In 2008, two years before he announced his retirement, Justice Stevens reversed course and in a concurrence said that he now believed the death penalty to be unconstitutional. But the reason for that change of heart, after more than three decades on the court and some 1,100 executions, has in many ways remained a mystery, and now Justice Stevens has provided an explanation. He will also be on “60 Minutes” on Sunday night.

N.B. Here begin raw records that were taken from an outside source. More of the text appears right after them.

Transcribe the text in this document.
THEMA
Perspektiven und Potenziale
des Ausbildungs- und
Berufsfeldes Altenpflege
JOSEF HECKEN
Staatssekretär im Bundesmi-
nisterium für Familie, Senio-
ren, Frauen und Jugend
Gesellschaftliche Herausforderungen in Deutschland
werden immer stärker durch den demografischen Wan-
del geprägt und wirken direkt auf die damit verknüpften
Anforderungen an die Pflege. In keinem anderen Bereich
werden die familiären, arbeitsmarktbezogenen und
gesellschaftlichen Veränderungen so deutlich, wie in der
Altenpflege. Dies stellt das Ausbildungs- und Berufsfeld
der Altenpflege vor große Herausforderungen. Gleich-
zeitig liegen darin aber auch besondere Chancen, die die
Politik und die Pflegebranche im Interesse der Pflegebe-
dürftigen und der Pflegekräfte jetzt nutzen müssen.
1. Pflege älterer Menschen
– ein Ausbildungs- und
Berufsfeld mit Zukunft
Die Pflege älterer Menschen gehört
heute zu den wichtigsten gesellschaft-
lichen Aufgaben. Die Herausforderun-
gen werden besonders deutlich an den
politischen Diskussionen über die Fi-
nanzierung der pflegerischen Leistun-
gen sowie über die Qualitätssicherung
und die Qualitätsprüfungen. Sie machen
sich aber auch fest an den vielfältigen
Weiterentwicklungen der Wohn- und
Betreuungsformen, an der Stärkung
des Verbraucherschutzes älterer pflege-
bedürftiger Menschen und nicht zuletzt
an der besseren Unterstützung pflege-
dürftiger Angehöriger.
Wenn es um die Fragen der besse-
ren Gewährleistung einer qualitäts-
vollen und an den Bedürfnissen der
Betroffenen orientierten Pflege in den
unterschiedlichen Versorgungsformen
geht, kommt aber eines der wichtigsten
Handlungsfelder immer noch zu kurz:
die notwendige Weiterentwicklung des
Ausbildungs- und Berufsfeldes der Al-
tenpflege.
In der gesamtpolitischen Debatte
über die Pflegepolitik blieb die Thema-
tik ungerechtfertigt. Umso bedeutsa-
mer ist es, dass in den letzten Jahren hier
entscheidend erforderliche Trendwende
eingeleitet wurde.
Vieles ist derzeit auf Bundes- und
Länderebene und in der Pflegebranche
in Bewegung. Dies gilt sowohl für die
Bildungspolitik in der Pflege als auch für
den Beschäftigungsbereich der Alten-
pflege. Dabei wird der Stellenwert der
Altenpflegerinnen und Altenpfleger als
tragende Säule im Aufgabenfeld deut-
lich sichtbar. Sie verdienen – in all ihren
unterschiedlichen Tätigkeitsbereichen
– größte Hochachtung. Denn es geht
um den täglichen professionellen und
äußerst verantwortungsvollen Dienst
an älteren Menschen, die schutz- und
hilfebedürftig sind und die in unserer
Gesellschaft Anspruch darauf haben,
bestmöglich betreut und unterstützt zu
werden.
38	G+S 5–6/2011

The essay is actually a review of the book Peculiar Institution: America’s Death Penalty in an Age of Abolition, by David Garland, a professor of law and sociology at New York University. The book compares American and European approaches to the death penalty, and in the essay Stevens appears to accept its major conclusions. Garland attributes American enthusiasm for capital punishment to politics and a cultural fascination with violence and death. According to the New York Times article, Stevens notes that the problems with the administration of capital punishment extend beyond the courthouse and into the voting booth. Referring to the “race-based prosecutorial decisions” allowed by the 1987 McCleskey v. Kemp, ruling that even solid statistical evidence of racial disparities in the administration of the death penalty did not violate the Constitution, Stevens wrote:
“That the murder of black victims is treated as less culpable than the murder of white victims provides a haunting reminder of once-prevalent Southern lynchings.”
This bold move by a retired Supreme Court Justice is good news for those concerned with the injustice of capital punishment.